Match Characters that Occur Zero or More Times 4246

Tell us what’s happening:
just not able to take what theory is providing

can you please explain what the tittle means and

Can you please explain the cases which are shown.

Your code so far


let chewieQuote = "Aaaaaaaaaaaaaaaarrrgh!";
let chewieRegex = /Aa*/; // Change this line
let result = chewieQuote.match(chewieRegex);

let chewieQuote = "aaaaaaaaaAAAAaaaaaarrrgh!";
let chewieRegex = /a*A*/; // Change this line
let result = chewieQuote.match(chewieRegex);
console.log(result); // Returns 'aaaaaaaaaAAAA'


let soccerWord = "gooooooooal!";
let goRegex = /go*/;
oPhrase.match(goRegex); // Returns null

Your browser information:

User Agent is: Mozilla/5.0 (Windows NT 6.1; Win64; x64) AppleWebKit/537.36 (KHTML, like Gecko) Chrome/76.0.3809.100 Safari/537.36.

Link to the challenge:
https://learn.freecodecamp.org/javascript-algorithms-and-data-structures/regular-expressions/match-characters-that-occur-zero-or-more-times

The instruction/description notes that there is a quantifier that matches 0 or more of the preceding token. So naturally the idea of the lesson is to use that quantifier.

0 or more means that the regex will match for any number of the token, including its absence (0 occurences).
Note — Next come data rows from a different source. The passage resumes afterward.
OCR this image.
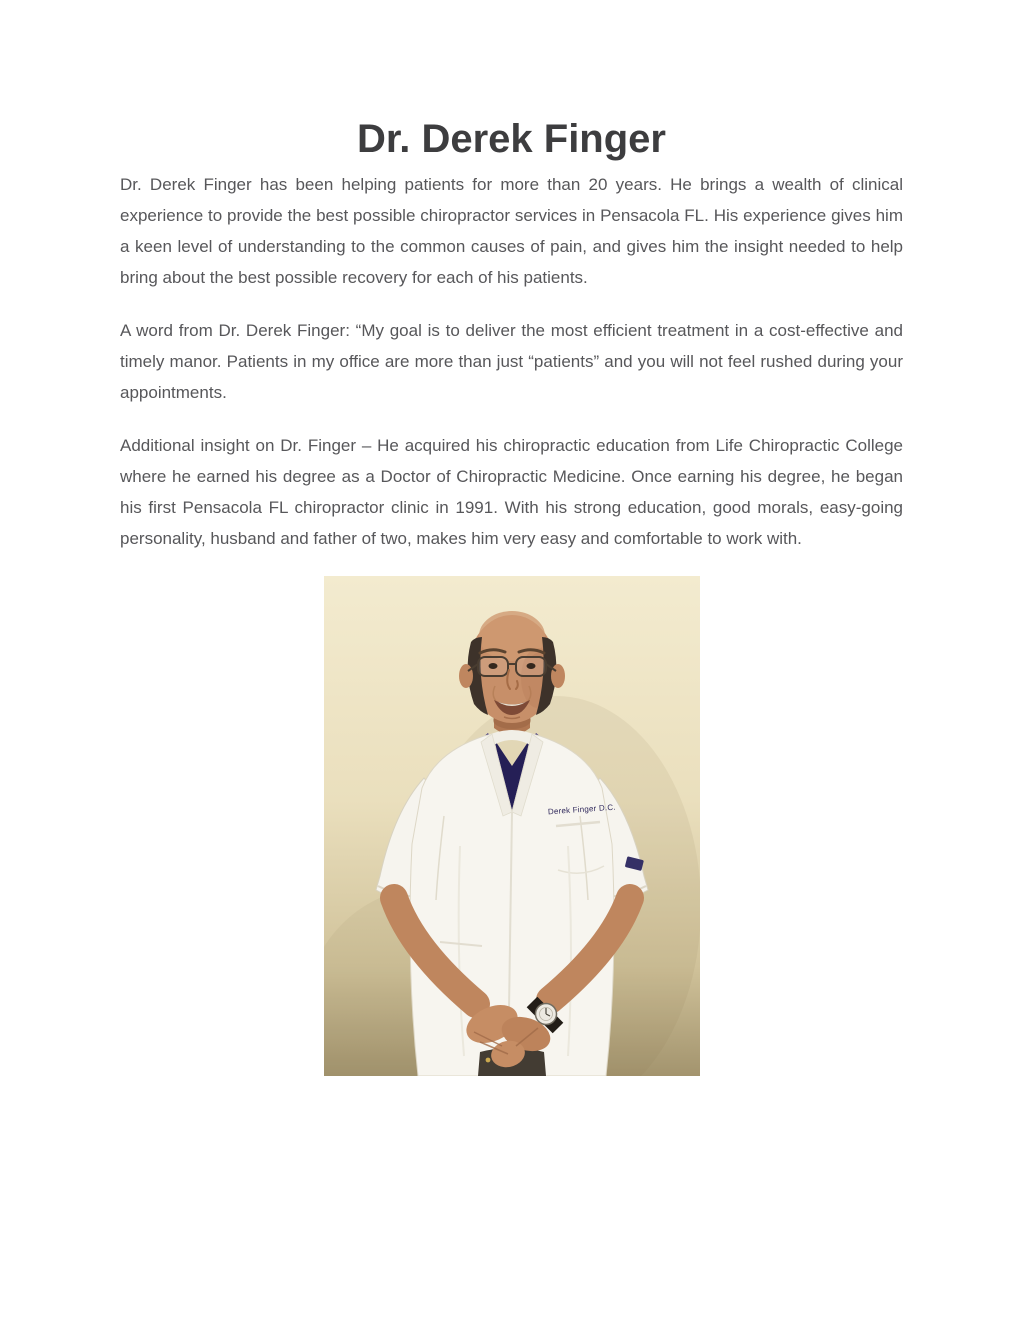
Dr. Derek Finger

Dr. Derek Finger has been helping patients for more than 20 years. He brings a wealth of clinical experience to provide the best possible chiropractor services in Pensacola FL. His experience gives him a keen level of understanding to the common causes of pain, and gives him the insight needed to help bring about the best possible recovery for each of his patients.

A word from Dr. Derek Finger: “My goal is to deliver the most efficient treatment in a cost-effective and timely manor. Patients in my office are more than just “patients” and you will not feel rushed during your appointments.

Additional insight on Dr. Finger – He acquired his chiropractic education from Life Chiropractic College where he earned his degree as a Doctor of Chiropractic Medicine. Once earning his degree, he began his first Pensacola FL chiropractor clinic in 1991. With his strong education, good morals, easy-going personality, husband and father of two, makes him very easy and comfortable to work with.

Derek Finger D.C.
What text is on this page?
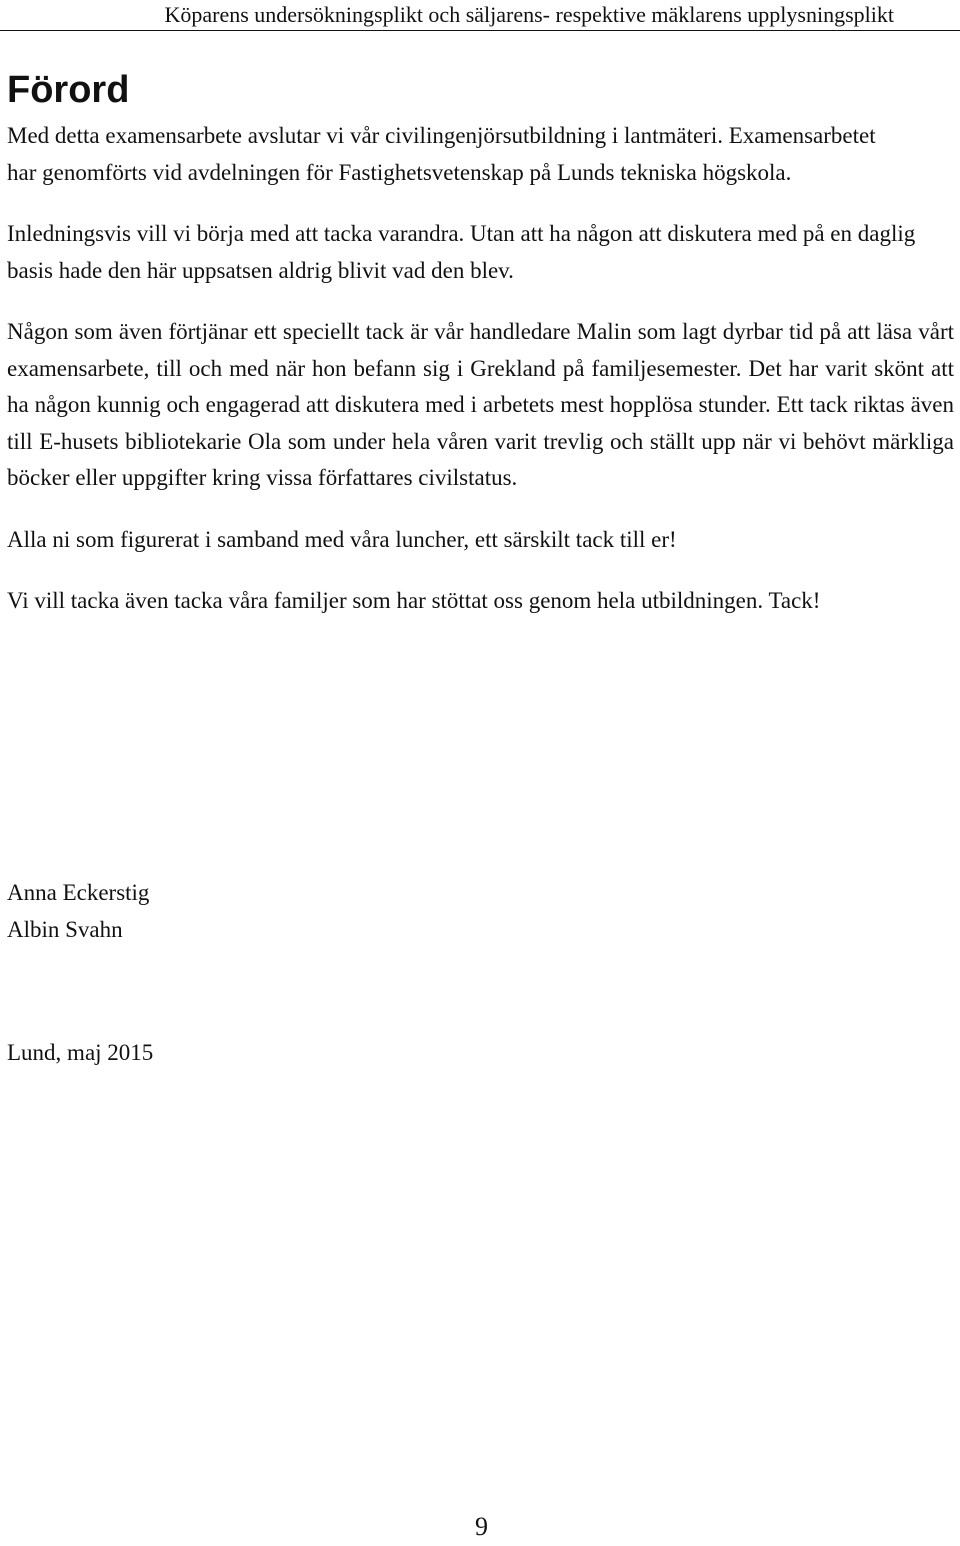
Köparens undersökningsplikt och säljarens- respektive mäklarens upplysningsplikt
Förord

Med detta examensarbete avslutar vi vår civilingenjörsutbildning i lantmäteri. Examensarbetet har genomförts vid avdelningen för Fastighetsvetenskap på Lunds tekniska högskola.

Inledningsvis vill vi börja med att tacka varandra. Utan att ha någon att diskutera med på en daglig basis hade den här uppsatsen aldrig blivit vad den blev.

Någon som även förtjänar ett speciellt tack är vår handledare Malin som lagt dyrbar tid på att läsa vårt examensarbete, till och med när hon befann sig i Grekland på familjesemester. Det har varit skönt att ha någon kunnig och engagerad att diskutera med i arbetets mest hopplösa stunder. Ett tack riktas även till E-husets bibliotekarie Ola som under hela våren varit trevlig och ställt upp när vi behövt märkliga böcker eller uppgifter kring vissa författares civilstatus.

Alla ni som figurerat i samband med våra luncher, ett särskilt tack till er!

Vi vill tacka även tacka våra familjer som har stöttat oss genom hela utbildningen. Tack!

Anna Eckerstig
Albin Svahn
Lund, maj 2015
9
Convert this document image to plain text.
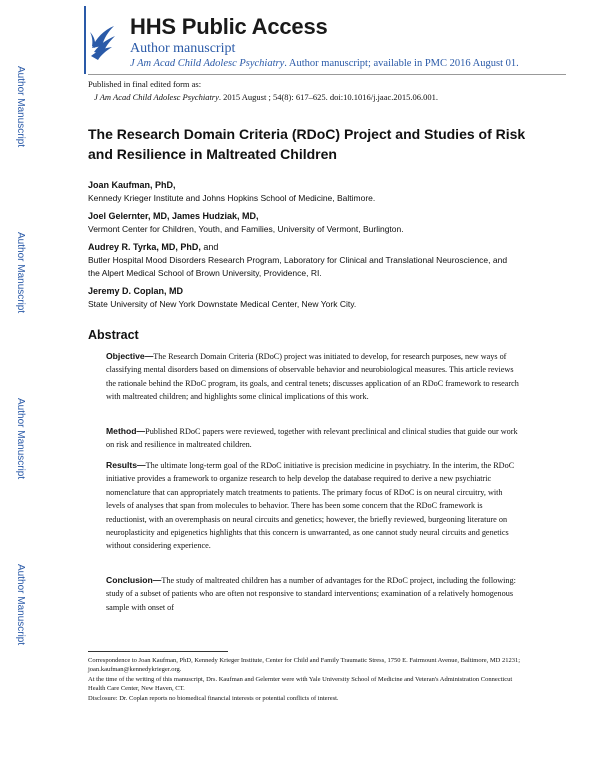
Author Manuscript
Author Manuscript
Author Manuscript
Author Manuscript
HHS Public Access
Author manuscript
J Am Acad Child Adolesc Psychiatry. Author manuscript; available in PMC 2016 August 01.
Published in final edited form as:
J Am Acad Child Adolesc Psychiatry. 2015 August ; 54(8): 617–625. doi:10.1016/j.jaac.2015.06.001.
The Research Domain Criteria (RDoC) Project and Studies of Risk and Resilience in Maltreated Children
Joan Kaufman, PhD,
Kennedy Krieger Institute and Johns Hopkins School of Medicine, Baltimore.
Joel Gelernter, MD, James Hudziak, MD,
Vermont Center for Children, Youth, and Families, University of Vermont, Burlington.
Audrey R. Tyrka, MD, PhD, and
Butler Hospital Mood Disorders Research Program, Laboratory for Clinical and Translational Neuroscience, and the Alpert Medical School of Brown University, Providence, RI.
Jeremy D. Coplan, MD
State University of New York Downstate Medical Center, New York City.
Abstract
Objective—The Research Domain Criteria (RDoC) project was initiated to develop, for research purposes, new ways of classifying mental disorders based on dimensions of observable behavior and neurobiological measures. This article reviews the rationale behind the RDoC program, its goals, and central tenets; discusses application of an RDoC framework to research with maltreated children; and highlights some clinical implications of this work.
Method—Published RDoC papers were reviewed, together with relevant preclinical and clinical studies that guide our work on risk and resilience in maltreated children.
Results—The ultimate long-term goal of the RDoC initiative is precision medicine in psychiatry. In the interim, the RDoC initiative provides a framework to organize research to help develop the database required to derive a new psychiatric nomenclature that can appropriately match treatments to patients. The primary focus of RDoC is on neural circuitry, with levels of analyses that span from molecules to behavior. There has been some concern that the RDoC framework is reductionist, with an overemphasis on neural circuits and genetics; however, the briefly reviewed, burgeoning literature on neuroplasticity and epigenetics highlights that this concern is unwarranted, as one cannot study neural circuits and genetics without considering experience.
Conclusion—The study of maltreated children has a number of advantages for the RDoC project, including the following: study of a subset of patients who are often not responsive to standard interventions; examination of a relatively homogenous sample with onset of
Correspondence to Joan Kaufman, PhD, Kennedy Krieger Institute, Center for Child and Family Traumatic Stress, 1750 E. Fairmount Avenue, Baltimore, MD 21231; joan.kaufman@kennedykrieger.org.
At the time of the writing of this manuscript, Drs. Kaufman and Gelernter were with Yale University School of Medicine and Veteran's Administration Connecticut Health Care Center, New Haven, CT.
Disclosure: Dr. Coplan reports no biomedical financial interests or potential conflicts of interest.
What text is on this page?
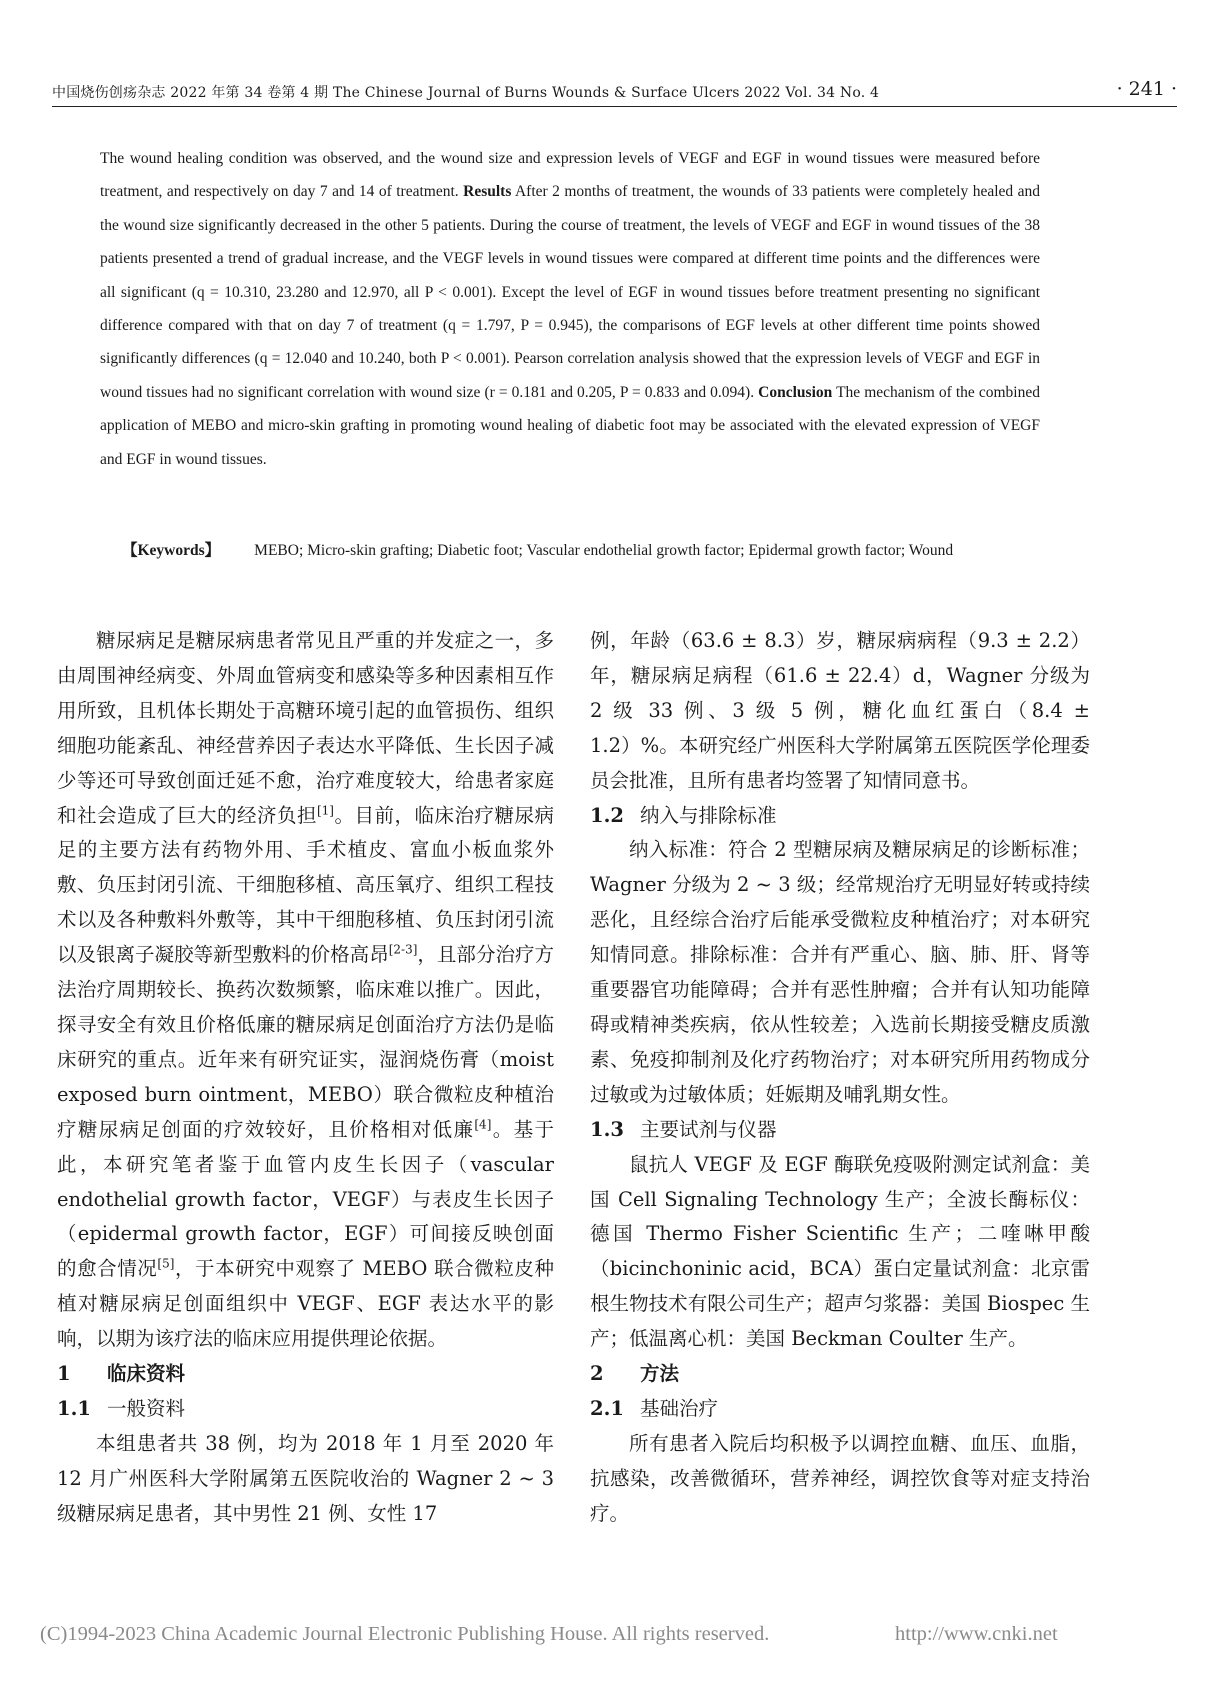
中国烧伤创疡杂志 2022 年第 34 卷第 4 期 The Chinese Journal of Burns Wounds & Surface Ulcers 2022 Vol. 34 No. 4	· 241 ·

The wound healing condition was observed, and the wound size and expression levels of VEGF and EGF in wound tissues were measured before treatment, and respectively on day 7 and 14 of treatment. Results After 2 months of treatment, the wounds of 33 patients were completely healed and the wound size significantly decreased in the other 5 patients. During the course of treatment, the levels of VEGF and EGF in wound tissues of the 38 patients presented a trend of gradual increase, and the VEGF levels in wound tissues were compared at different time points and the differences were all significant (q = 10.310, 23.280 and 12.970, all P < 0.001). Except the level of EGF in wound tissues before treatment presenting no significant difference compared with that on day 7 of treatment (q = 1.797, P = 0.945), the comparisons of EGF levels at other different time points showed significantly differences (q = 12.040 and 10.240, both P < 0.001). Pearson correlation analysis showed that the expression levels of VEGF and EGF in wound tissues had no significant correlation with wound size (r = 0.181 and 0.205, P = 0.833 and 0.094). Conclusion The mechanism of the combined application of MEBO and micro-skin grafting in promoting wound healing of diabetic foot may be associated with the elevated expression of VEGF and EGF in wound tissues.

【Keywords】 MEBO; Micro-skin grafting; Diabetic foot; Vascular endothelial growth factor; Epidermal growth factor; Wound

糖尿病足是糖尿病患者常见且严重的并发症之一，多由周围神经病变、外周血管病变和感染等多种因素相互作用所致，且机体长期处于高糖环境引起的血管损伤、组织细胞功能紊乱、神经营养因子表达水平降低、生长因子减少等还可导致创面迁延不愈，治疗难度较大，给患者家庭和社会造成了巨大的经济负担[1]。目前，临床治疗糖尿病足的主要方法有药物外用、手术植皮、富血小板血浆外敷、负压封闭引流、干细胞移植、高压氧疗、组织工程技术以及各种敷料外敷等，其中干细胞移植、负压封闭引流以及银离子凝胶等新型敷料的价格高昂[2-3]，且部分治疗方法治疗周期较长、换药次数频繁，临床难以推广。因此，探寻安全有效且价格低廉的糖尿病足创面治疗方法仍是临床研究的重点。近年来有研究证实，湿润烧伤膏（moist exposed burn ointment，MEBO）联合微粒皮种植治疗糖尿病足创面的疗效较好，且价格相对低廉[4]。基于此，本研究笔者鉴于血管内皮生长因子（vascular endothelial growth factor，VEGF）与表皮生长因子（epidermal growth factor，EGF）可间接反映创面的愈合情况[5]，于本研究中观察了 MEBO 联合微粒皮种植对糖尿病足创面组织中 VEGF、EGF 表达水平的影响，以期为该疗法的临床应用提供理论依据。

1 临床资料
1.1 一般资料

本组患者共 38 例，均为 2018 年 1 月至 2020 年 12 月广州医科大学附属第五医院收治的 Wagner 2 ~ 3 级糖尿病足患者，其中男性 21 例、女性 17

例，年龄（63.6 ± 8.3）岁，糖尿病病程（9.3 ± 2.2）年，糖尿病足病程（61.6 ± 22.4）d，Wagner 分级为 2 级 33 例、3 级 5 例，糖化血红蛋白（8.4 ± 1.2）%。本研究经广州医科大学附属第五医院医学伦理委员会批准，且所有患者均签署了知情同意书。

1.2 纳入与排除标准

纳入标准：符合 2 型糖尿病及糖尿病足的诊断标准；Wagner 分级为 2 ~ 3 级；经常规治疗无明显好转或持续恶化，且经综合治疗后能承受微粒皮种植治疗；对本研究知情同意。排除标准：合并有严重心、脑、肺、肝、肾等重要器官功能障碍；合并有恶性肿瘤；合并有认知功能障碍或精神类疾病，依从性较差；入选前长期接受糖皮质激素、免疫抑制剂及化疗药物治疗；对本研究所用药物成分过敏或为过敏体质；妊娠期及哺乳期女性。

1.3 主要试剂与仪器

鼠抗人 VEGF 及 EGF 酶联免疫吸附测定试剂盒：美国 Cell Signaling Technology 生产；全波长酶标仪：德国 Thermo Fisher Scientific 生产；二喹啉甲酸（bicinchoninic acid，BCA）蛋白定量试剂盒：北京雷根生物技术有限公司生产；超声匀浆器：美国 Biospec 生产；低温离心机：美国 Beckman Coulter 生产。

2 方法
2.1 基础治疗

所有患者入院后均积极予以调控血糖、血压、血脂，抗感染，改善微循环，营养神经，调控饮食等对症支持治疗。

(C)1994-2023 China Academic Journal Electronic Publishing House. All rights reserved.	http://www.cnki.net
Compare this with the preceding lesson that introduced the ‘1 or more’ quantifier. In that case, the regex only matched if the token exists, and matches for any number of the token. The 0 or more token works in a similar fashion, but the token being absent does not cause the match to fail.

let chewieQuote = "Aaaaaaaaaaaaaaaarrrgh!";
let chewieRegex = /Aa*/; // Change this line
let result = chewieQuote.match(chewieRegex);
// result[0] is 'Aaaaaaaaaaaaaaaa'

Your regex looks for an explicit upper case A, optionally followed by any number of lower case a characters. There is one such result in the provided string.

let chewieQuote = "aaaaaaaaaAAAAaaaaaarrrgh!";
let chewieRegex = /a*A*/; // Change this line
let result = chewieQuote.match(chewieRegex);
console.log(result); // Returns 'aaaaaaaaaAAAA'

Your regex looks for any number of lowercase a characters followed by any number of uppercase A characters. The first matching sequence is returned.

(if you enabled the global flag, the second lower case a sequence would also be matched!)

let soccerWord = "gooooooooal!";
let goRegex = /go*/;
oPhrase.match(goRegex); // Returns null

Your code as provided matches against an undeclared variable, oPhrase. If you correct it to

let soccerWord = "gooooooooal!";
let goRegex = /go*/;
console.log(soccerWord.match(goRegex));

You’ll get the goooooooo match you might have expected.

Regular expressions are difficult. Check out the MDN page on regular expressions as a reference. It’s the best guide I know to learning and writing RegEx.